LAWS(BOM)-1926-2-22

MALLAPPA BASAPPA KURNAHALLU Vs. STATE

Decided On February 10, 1926
Mallappa Basappa Kurnahallu Appellant
V/S
STATE Respondents

JUDGEMENT

(1.) This is an application in revision with reference to a complaint under Section 145 of the Criminal Procedure Code. The First Glass Magistrate has gone in great detail into the title of the property in dispute. Indeed the twenty-five typed pages of his judgment are mainly concerned with this question of title. In the result he held that the civil Court was the proper tribunal to decide the real dispute between the parties. He also found that the Hindu family in question was still joint, and that the lands and houses concerned in this proceeding were jointly in the possession and management of the applicant and opponents, and that consequently Sections 145 and 146 did not apply.

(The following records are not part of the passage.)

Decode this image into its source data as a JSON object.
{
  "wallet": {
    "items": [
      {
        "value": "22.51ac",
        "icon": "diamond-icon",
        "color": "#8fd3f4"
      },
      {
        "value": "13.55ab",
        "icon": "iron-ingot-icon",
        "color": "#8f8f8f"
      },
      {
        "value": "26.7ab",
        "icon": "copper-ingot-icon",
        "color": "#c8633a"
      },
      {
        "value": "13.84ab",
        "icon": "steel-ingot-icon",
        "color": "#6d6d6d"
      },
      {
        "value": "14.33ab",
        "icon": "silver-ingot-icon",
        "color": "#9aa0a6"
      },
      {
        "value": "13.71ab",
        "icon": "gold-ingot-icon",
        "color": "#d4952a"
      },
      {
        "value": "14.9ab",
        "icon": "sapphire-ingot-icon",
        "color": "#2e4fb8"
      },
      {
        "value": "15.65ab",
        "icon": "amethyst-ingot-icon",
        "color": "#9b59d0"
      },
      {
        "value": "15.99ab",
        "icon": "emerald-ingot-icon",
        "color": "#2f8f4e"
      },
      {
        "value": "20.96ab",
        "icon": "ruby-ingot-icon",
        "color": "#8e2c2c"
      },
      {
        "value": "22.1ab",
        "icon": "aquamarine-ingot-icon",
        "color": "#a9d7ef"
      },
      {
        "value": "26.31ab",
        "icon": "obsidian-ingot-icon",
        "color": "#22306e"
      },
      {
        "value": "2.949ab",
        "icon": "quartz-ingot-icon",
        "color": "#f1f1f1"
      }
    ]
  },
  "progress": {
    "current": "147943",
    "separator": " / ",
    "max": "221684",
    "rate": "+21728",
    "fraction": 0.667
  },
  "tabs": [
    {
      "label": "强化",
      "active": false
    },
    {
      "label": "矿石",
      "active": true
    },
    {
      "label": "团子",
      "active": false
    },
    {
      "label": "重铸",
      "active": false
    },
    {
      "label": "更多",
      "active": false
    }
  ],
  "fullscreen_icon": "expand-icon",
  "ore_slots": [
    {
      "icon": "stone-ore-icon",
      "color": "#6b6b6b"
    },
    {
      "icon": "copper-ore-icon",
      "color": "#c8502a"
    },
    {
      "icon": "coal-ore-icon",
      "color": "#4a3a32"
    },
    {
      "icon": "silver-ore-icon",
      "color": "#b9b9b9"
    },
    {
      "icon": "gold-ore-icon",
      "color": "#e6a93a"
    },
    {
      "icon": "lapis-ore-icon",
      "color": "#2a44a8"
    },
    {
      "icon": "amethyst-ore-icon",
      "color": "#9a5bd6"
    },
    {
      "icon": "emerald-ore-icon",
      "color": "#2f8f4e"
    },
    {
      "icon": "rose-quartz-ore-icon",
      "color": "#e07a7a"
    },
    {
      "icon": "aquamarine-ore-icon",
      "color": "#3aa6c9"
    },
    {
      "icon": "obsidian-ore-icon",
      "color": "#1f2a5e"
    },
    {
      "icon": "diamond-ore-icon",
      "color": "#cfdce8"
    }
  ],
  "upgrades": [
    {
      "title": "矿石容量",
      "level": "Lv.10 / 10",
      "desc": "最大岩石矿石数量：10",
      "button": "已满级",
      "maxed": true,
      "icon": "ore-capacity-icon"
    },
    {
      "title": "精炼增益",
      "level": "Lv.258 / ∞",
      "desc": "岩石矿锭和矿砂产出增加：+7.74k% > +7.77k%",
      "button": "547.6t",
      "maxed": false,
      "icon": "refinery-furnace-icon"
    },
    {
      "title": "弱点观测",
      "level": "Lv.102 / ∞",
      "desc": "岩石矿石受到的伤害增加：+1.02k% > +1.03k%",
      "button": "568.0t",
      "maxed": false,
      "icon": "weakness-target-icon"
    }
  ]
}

(2.) The grievance now urged before us by the applicant is that the learned Magistrate should not have gone into the question of title, but should have concerned himself only with the question of possession, and that he has consequently Tpproached the case from a wrong angle, as a considerable degree I accept that argument. In the view I personally take Section 145 is frequently misapplied in practice, and Magistrates in criminal Courts occupy a large amount of time in going into questions of title, with which they are not concerned, and which ought properly to be decided by the civil Courts of the land.

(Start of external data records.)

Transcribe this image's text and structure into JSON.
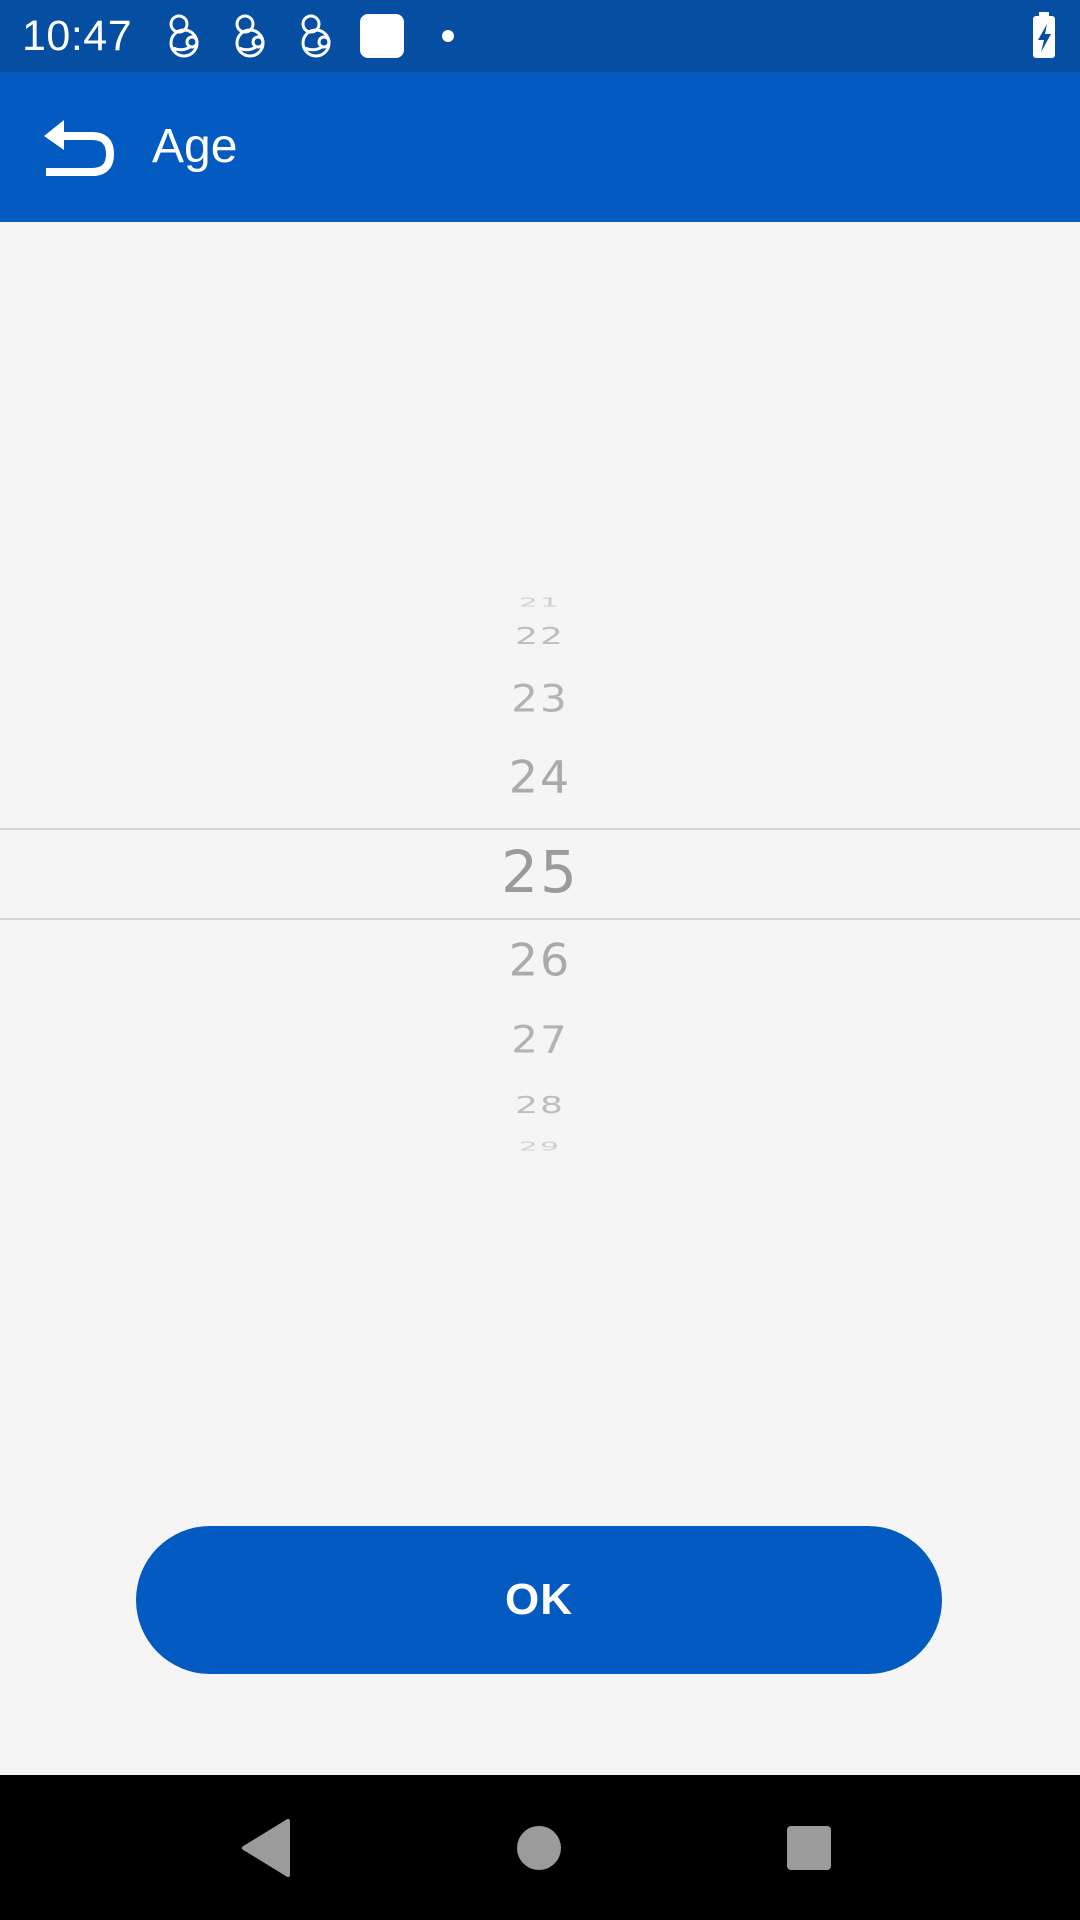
{
  "status_bar": {
    "time": "10:47",
    "icons": [
      "app-notification-icon",
      "app-notification-icon",
      "app-notification-icon",
      "square-notification-icon",
      "dot-icon",
      "battery-charging-icon"
    ]
  },
  "app_bar": {
    "title": "Age",
    "back_icon": "back-arrow-icon"
  },
  "picker": {
    "selected": "25",
    "items": [
      "21",
      "22",
      "23",
      "24",
      "25",
      "26",
      "27",
      "28",
      "29"
    ]
  },
  "ok_button": {
    "label": "OK"
  },
  "nav_bar": {
    "icons": [
      "back-triangle-icon",
      "home-circle-icon",
      "recents-square-icon"
    ]
  },
  "colors": {
    "status_bar": "#054ea1",
    "primary": "#035bc1",
    "background": "#f5f5f6",
    "picker_text": "#a7a7a7",
    "nav_bar": "#000000"
  }
}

(3.) My brother Coyajee has pointed out that Sub-section (4) of Section 145 recognizes by the use of the words "if possible" that the Magistrate may be unable to decide a case in the summary manner contemplated by that sub-section so as to say who is in possession of the land. Accordingly in the present case we have either got a definite finding that both the parties were in possession of the land, or alternatively the Magistrate has not been able to determine that point. But it is clear that he considers the dispute to be one for the civil Court.